Auch Vertreter des Faches Englisch sehen die Pläne des bayerischen Kultusministeriums kritisch. Prof. Dr. Heiner Böttger, Inhaber der Professur für Didaktik der englischen Sprache und Literatur, verweist darauf, dass das Fach Englisch am stärksten von den Streichungen in der Stundentafel betroffen sei, wenn der Unterricht wöchentlich von zwei auf eine Stunde reduziert werde. Dass mit dieser Maßnahme Defizite in Deutsch und Mathematik kompensiert werden sollen, sei für ihn nicht nachvollziehbar. Mehrere großangelegte empirische Studien „mit Tausenden von Grundschulkindern“ zeigten deutlich „die großartigen fremdsprachlichen Lernerfolge unsere Kinder und damit auch der beteiligten Lehrkräfte auf“. Böttger verweist unter anderem auf das Modellprojekt „Bilinguale Grundschule Bayern“ mit Englisch oder Französisch ab der ersten Klasse, das von der Eichstätter Professur für Englischdidaktik in einer fünfjährigen Langzeitstudie mit nahezu tausend Kindern wissenschaftlich begleitet wurde. „Im Ergebnis kam heraus, dass trotz des Lernens in zwei Sprachen die beteiligten Kinder im Fach Deutsch in den bundesweiten Standardtest abschnitten wie in den Jahren zuvor, sich also nicht verschlechterten“, so Böttger. In Mathematik hätten die Kinder in Tests sogar deutlich über bundesweiten Vergleichswerten gelegen. „Besonders gut schnitten die Kinder mit Migrationsgeschichte ab. Im Fach Englisch entwickelten sie in der Spitze Kompetenzen wie Sechstklässer vergleichbarer Gymnasien.“

Die Studien, die nun zur Begründung für eine Reduzierung des Englisch-Unterrichts zitiert würden, verglichen die englischsprachigen Leistungen der Jugendlichen in der 7. und 9. Klasse weiterführender Schulen mit teils hohem zeitlichem Abstand von drei bis fünf Jahren zur Grundschulzeit. Hieraus Rückschlüsse bezüglich der Erfolge der lange zurückliegenden Lernprozesse in der Grundschule zu schließen, sei „wissenschaftlich nicht valide, wegen der vielen möglichen Variablen in der langen Zeit eigentlich sogar dilettantisch“, kritisiert Böttger. Er verweist darauf, dass ein deutlicher Zuwachs an kindlichen kognitiven Kompetenzen beim Erwerb zweier Sprachen durch jahrzehntelange Forschung nachgewiesen sei.
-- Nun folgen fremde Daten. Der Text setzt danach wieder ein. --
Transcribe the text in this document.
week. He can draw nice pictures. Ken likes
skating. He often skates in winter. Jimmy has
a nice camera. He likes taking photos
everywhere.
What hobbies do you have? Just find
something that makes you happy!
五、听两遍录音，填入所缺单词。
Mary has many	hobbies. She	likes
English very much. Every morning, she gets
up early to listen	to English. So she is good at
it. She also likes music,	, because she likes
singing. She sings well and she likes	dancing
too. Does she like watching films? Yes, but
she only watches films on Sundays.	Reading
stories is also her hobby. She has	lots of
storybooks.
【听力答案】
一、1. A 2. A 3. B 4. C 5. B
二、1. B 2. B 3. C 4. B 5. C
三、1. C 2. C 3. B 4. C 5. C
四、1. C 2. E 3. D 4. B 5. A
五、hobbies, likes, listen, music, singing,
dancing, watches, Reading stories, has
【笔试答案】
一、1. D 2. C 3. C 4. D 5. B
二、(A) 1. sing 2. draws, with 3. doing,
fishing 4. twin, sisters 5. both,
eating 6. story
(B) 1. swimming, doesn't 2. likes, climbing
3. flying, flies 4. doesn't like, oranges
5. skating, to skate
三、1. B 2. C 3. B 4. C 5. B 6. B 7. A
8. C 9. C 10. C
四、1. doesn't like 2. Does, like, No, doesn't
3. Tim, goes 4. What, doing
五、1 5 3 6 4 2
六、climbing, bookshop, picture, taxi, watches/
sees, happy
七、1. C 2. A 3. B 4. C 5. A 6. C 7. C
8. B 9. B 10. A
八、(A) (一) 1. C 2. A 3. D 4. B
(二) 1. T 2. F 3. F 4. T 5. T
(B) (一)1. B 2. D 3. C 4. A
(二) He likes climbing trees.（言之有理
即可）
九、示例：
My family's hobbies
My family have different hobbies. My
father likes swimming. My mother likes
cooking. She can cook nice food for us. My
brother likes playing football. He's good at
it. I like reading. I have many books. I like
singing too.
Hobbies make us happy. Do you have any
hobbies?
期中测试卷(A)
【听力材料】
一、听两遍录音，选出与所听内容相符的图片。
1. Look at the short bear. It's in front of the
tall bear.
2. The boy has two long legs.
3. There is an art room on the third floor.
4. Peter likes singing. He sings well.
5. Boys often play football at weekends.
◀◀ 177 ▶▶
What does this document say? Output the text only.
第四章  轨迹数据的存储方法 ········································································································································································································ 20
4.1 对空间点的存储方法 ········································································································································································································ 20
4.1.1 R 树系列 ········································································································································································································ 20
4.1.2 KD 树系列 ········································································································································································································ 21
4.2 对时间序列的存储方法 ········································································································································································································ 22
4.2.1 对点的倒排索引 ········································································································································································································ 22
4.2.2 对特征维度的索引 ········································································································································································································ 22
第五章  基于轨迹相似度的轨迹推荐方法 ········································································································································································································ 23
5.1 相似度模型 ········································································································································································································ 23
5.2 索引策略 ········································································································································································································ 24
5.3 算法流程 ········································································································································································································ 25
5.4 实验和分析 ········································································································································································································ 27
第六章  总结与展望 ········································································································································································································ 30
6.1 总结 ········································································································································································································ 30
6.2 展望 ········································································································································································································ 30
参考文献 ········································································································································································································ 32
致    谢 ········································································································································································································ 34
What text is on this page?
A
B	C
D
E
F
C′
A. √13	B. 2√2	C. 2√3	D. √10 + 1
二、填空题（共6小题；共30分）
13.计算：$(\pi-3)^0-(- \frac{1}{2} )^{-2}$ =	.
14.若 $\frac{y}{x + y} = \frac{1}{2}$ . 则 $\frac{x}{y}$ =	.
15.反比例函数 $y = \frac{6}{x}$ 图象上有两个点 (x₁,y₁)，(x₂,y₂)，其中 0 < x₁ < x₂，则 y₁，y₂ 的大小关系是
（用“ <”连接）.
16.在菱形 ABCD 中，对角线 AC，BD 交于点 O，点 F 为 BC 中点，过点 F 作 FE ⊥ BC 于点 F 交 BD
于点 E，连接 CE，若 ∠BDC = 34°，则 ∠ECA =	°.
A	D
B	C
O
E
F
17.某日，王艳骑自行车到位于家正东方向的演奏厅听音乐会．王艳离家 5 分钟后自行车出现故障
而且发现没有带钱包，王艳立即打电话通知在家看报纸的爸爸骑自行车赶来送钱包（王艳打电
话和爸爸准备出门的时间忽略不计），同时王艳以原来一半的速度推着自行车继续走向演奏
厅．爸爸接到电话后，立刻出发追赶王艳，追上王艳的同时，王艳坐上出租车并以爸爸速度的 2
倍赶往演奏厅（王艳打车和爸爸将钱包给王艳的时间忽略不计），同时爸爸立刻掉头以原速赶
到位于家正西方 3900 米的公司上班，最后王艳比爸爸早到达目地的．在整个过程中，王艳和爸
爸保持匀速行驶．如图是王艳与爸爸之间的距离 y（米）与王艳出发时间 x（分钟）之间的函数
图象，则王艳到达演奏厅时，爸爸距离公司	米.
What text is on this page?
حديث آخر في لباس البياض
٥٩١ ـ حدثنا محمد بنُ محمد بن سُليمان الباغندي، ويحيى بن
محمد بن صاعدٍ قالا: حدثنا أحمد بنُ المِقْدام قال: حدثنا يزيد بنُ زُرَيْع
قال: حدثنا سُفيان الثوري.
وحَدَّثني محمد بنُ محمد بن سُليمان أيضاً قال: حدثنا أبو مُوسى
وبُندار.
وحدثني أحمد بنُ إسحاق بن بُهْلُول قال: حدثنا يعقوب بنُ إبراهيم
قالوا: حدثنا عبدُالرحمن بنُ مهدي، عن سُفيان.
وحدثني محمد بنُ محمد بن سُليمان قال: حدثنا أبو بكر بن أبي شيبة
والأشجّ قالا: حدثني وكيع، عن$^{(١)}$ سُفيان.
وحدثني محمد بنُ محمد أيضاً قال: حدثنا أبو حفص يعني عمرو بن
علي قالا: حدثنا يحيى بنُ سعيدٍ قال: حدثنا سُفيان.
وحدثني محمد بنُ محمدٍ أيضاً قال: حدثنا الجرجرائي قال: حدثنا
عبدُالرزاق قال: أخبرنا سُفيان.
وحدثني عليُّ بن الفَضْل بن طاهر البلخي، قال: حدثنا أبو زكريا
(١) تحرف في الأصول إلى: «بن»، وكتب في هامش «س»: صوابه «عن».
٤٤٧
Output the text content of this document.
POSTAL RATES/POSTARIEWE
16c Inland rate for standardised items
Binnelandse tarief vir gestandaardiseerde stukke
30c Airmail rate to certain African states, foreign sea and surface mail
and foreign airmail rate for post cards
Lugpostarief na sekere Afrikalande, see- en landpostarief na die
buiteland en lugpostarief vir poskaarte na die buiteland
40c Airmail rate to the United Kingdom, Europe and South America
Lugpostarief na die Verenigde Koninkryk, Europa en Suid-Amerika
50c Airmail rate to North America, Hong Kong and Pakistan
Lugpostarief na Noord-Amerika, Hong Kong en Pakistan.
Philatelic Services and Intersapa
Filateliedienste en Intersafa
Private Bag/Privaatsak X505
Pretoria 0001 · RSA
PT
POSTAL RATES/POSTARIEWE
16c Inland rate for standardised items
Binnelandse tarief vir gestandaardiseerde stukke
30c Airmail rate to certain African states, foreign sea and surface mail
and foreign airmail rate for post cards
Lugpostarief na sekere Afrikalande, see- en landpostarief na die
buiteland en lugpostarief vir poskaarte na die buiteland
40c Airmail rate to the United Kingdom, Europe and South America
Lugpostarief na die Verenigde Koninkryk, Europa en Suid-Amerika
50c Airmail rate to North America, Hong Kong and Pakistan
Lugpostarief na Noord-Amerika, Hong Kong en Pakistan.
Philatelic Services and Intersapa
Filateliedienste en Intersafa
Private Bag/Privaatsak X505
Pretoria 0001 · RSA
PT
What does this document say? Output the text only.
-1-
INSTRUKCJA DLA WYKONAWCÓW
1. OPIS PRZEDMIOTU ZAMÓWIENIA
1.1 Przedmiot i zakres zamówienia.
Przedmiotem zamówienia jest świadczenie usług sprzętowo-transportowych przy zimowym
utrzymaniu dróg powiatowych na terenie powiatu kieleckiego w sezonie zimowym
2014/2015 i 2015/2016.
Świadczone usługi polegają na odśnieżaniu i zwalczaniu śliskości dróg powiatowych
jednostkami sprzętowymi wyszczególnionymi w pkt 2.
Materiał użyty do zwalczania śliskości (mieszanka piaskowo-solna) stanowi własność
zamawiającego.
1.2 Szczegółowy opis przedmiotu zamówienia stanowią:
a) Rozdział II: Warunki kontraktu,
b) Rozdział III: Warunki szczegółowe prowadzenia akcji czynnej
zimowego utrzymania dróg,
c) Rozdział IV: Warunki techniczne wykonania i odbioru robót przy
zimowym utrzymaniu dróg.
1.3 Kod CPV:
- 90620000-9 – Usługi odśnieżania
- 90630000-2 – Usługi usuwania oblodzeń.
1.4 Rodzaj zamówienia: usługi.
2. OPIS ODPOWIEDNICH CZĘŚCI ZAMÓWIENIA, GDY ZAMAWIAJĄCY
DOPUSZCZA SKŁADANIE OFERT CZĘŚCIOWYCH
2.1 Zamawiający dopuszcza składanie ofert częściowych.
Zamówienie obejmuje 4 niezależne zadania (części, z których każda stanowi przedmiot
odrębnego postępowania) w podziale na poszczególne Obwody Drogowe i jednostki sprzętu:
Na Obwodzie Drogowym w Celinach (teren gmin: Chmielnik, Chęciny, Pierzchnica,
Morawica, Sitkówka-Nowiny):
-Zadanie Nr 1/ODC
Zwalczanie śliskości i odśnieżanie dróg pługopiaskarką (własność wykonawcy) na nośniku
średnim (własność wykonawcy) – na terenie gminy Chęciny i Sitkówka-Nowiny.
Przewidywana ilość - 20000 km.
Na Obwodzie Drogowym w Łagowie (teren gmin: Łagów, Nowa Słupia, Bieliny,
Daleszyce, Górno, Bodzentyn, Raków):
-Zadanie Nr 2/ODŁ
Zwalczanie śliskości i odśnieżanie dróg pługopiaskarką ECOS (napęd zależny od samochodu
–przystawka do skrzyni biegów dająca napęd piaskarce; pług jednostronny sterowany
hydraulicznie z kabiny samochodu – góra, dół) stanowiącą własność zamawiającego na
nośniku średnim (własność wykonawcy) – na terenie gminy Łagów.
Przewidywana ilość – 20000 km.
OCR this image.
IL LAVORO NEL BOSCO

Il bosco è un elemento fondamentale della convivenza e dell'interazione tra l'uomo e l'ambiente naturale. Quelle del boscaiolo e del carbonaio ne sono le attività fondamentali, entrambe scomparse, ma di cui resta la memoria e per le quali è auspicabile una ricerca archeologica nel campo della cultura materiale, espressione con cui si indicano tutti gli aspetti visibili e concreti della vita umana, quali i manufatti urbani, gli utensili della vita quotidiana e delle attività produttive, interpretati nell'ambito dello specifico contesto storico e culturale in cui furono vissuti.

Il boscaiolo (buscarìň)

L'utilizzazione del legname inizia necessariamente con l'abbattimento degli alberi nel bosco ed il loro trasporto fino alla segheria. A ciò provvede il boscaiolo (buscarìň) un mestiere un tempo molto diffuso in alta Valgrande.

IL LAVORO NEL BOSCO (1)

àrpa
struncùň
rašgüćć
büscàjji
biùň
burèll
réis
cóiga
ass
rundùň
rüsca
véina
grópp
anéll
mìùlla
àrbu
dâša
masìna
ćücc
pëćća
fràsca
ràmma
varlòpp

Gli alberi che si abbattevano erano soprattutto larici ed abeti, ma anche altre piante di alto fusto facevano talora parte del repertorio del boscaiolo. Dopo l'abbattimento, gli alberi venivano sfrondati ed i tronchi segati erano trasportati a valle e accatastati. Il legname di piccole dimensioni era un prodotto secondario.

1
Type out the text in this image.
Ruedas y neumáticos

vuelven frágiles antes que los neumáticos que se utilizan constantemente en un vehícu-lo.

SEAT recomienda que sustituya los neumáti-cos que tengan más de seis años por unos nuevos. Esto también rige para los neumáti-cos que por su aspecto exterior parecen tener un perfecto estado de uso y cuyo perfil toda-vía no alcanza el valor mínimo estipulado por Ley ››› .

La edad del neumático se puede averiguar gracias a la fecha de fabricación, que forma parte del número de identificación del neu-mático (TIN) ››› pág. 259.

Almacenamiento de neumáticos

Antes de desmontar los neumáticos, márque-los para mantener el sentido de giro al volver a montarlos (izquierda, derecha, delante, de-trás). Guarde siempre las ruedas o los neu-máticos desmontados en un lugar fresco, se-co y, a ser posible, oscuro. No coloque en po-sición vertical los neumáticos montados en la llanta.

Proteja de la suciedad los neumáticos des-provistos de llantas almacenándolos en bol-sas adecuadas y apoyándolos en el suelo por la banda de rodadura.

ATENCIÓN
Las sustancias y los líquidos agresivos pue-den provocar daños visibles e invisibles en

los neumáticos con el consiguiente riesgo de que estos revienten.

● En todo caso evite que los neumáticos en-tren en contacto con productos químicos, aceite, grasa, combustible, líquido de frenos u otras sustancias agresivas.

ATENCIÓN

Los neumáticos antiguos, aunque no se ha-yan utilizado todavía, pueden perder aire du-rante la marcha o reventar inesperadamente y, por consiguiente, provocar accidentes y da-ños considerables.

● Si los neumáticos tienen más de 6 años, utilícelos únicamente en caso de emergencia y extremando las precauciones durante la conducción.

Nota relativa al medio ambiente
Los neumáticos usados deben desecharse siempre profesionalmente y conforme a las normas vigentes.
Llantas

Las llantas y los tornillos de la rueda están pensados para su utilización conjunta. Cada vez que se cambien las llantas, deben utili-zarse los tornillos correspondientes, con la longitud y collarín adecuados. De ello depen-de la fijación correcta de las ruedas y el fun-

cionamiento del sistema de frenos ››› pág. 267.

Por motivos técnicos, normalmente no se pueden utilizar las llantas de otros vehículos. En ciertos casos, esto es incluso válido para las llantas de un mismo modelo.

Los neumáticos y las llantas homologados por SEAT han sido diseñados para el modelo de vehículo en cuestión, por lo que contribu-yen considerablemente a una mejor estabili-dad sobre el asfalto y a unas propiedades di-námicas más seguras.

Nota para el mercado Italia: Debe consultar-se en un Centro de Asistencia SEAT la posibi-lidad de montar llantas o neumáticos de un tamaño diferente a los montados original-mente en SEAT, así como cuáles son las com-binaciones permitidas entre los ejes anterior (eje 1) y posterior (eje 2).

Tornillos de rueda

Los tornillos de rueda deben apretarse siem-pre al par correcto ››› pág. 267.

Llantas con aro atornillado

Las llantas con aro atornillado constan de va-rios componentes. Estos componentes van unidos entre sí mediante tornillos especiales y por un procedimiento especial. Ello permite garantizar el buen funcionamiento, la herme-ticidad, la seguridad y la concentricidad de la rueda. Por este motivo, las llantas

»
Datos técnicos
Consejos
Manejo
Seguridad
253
Und dies wirke sich positiv auf die Lernprozesse auch in Mathematik oder Deutsch aus. „Mit der Entscheidung begibt sich das frühe Fremdsprachenlernen in Bayern freiwillig auf die Position als Schlusslicht aller Bundesländer was den Umfang des Fremdsprachenunterrichts im Stundenplan anbelangt“, so Böttger.